I appreciate and thank the Lord for wisdom and knowledge; the medical staff’s application of it has been amazing.
But I believe where we are today - the right diagnosis of Maggie last Thursday, sustaining her this weekend, what I believe was a true miracle on Monday, the responses she’s had the last few days - I believe they are because of prayer.
Bless the Lord for His faithfulness. He has been so good to Maggie. He has been so good to Lis and I, to Seth and Bekah. He has been so good to mom and Meg and our family.
Thank you. These are still some of the emotions I still can’t quite process, and this is nowhere near adequate. But here are SO many of you to thank. We have been sustained by the Lord and through you all’s prayers, encouragement, calls, texts, posts. So many have shared Maggie’s story, told stories or memories how amazing she is, asked for prayer and so on. You all are gifts to us.
So much credit and kudos to the medical staff here. For their medical knowledge and its application. But also their support of us. They have been incredible.

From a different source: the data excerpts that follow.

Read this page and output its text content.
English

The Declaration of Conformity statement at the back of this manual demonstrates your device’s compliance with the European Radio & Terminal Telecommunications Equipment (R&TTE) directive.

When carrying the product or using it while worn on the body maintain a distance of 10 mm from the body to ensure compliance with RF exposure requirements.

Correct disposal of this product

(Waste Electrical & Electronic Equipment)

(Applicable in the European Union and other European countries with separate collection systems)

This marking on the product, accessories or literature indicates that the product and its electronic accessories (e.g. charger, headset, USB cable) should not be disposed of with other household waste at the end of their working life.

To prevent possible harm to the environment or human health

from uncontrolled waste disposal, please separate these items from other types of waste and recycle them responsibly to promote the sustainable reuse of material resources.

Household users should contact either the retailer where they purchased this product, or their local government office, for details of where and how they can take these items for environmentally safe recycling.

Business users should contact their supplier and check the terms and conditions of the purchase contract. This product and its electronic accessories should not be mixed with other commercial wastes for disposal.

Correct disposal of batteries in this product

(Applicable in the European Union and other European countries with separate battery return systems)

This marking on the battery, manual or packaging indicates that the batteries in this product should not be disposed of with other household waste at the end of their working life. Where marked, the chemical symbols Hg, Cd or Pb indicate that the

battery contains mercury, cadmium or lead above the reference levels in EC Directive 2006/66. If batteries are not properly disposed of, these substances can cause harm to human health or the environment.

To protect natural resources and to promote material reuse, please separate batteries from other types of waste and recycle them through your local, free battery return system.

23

We still need miracles. We don’t know the extent of the damage to her brain stem. Blood flow, reflexes, they are the signs we need. But there are no guarantees. And to the degree she recovers, there is no way to know right now how long that journey will be. But God has been faithful and He is still good.
The infection seems under control. But pray that is the last we have seen of that awful thing. Also pray that other infections that can develop in hospitals are avoided. Pray the swelling of her brain continues to go down. We need an MRI to better gauge the injury to her brain and brain stem. But that swelling has to decrease to get that image. Pray any of that injury is healed. The Lord has given us amazing bodies and Maggie is young, her brain is young, and we continue to hear how her brain can heal or rewire. Praise God. But I am praying and believing for my daughter who left home on break to come home, for her sake not mine.
Again, thank you all. And again, bless the Lord for all He has done. He is good.